The three important features
- Feature No. 1: Have something – this means, for example, your smartphone receives a text message, or you have a card.
- Feature No.2: Knowing something – like the PIN or password.
- Feature No.3: Being something – this could be biometric features such as a fingerprint.
EU rules provide more security and clarity
Thanks to the new rules, liability is now more transparent. If fraudsters should still succeed in transferring or withdrawing money, or even purchasing goods, both merchants and banks must ensure that these security measures have been complied with. Otherwise, they will have to pay for the damage incurred. In the event of a credit card being stolen and then used for unlawful purchases because at least two of the factors were not checked, the merchant must pay the compensation.
These exceptions exist
The new regulations naturally also make payment more complex due to the increased security. That’s why the legislature has allowed a few exceptions.

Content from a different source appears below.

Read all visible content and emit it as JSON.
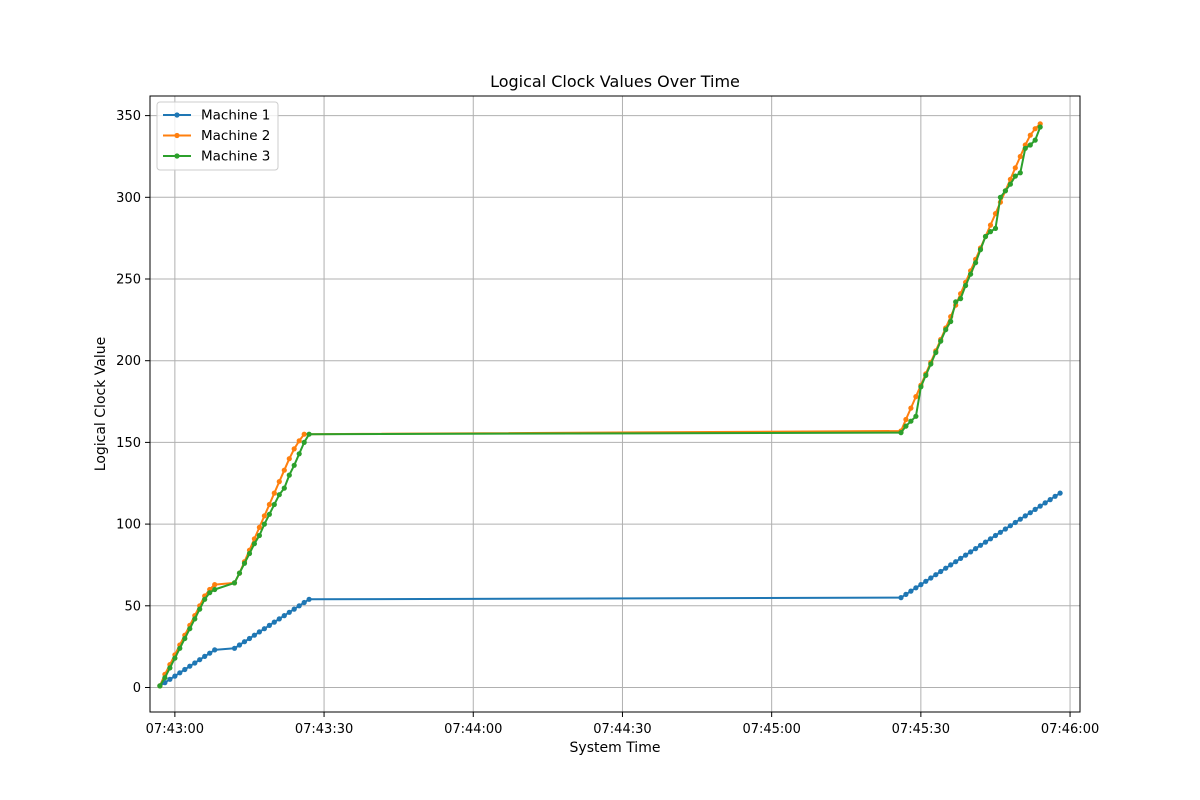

Exception No. 1: Purchases up to an amount of 30 Euro are exempt from these complex security procedures.
Exception No. 2: In the case of contactless payment with an NFC chip, transactions up to a sum of 50 Euro per transaction are also exempt from the protections, depending on the provider.
Exception No.3: Recurring payments, such as standing orders, are also exempt.
Exception No.4: Online stores that are frequently used are virtually on the list of secure payees.
Under certain conditions, providers can be exempted from the elaborate security measures for the use of credit cards. This may be due to adequate technology, for example, but tends to happen rarely.
Caution is still advisable
Of course, cybercriminals are still keeping pace with security measures. Caution is therefore still advisable. Phishing attacks are extremely dangerous. Well-disguised mails that look as if they come from the bank, the payment service provider or the credit card provider ask to enter sensitive data. Typically, this is done with the warning that absolute haste is required. Here, the key is to remain calm. Check the sender of the mail and, to be on the safe side, contact the bank yourself. Generally, this data is never requested, and the mails are always fraudulent.
What role does the smartphone play?
Increasingly, banks are relying on apps, as this is an extremely cost-effective solution. For the user, however, this calls for a certain amount of mindfulness. The smartphone being used should always be a model that is regularly supplied with the appropriate security updates. Otherwise, the banks’ apps will no longer be functional.
Not everyone uses a smartphone these days, but that does not mean that they are automatically excluded from online banking. For example, the TAN generators or even the SMS TAN are still quite common. Here, however, you should definitely be cautious about the costs. Some banks charge fees for the security procedures. It can even happen that banks charge a fee just for logging in via SMS. While some banks provide TAN generators free of charge, others require you to purchase them. One advantage of these generators is, that they can be used for several accounts and providers, as the corresponding payment card is inserted here.
Due to the additional costs emerging from the security procedures, the consumer centers see this approach as a clear mistake. In their opinion, the protection, which must be guaranteed by the bank, does not represent an additional service, and should already be settled with the account fee. However, the legislator still sees things differently, so these costs are currently still permitted.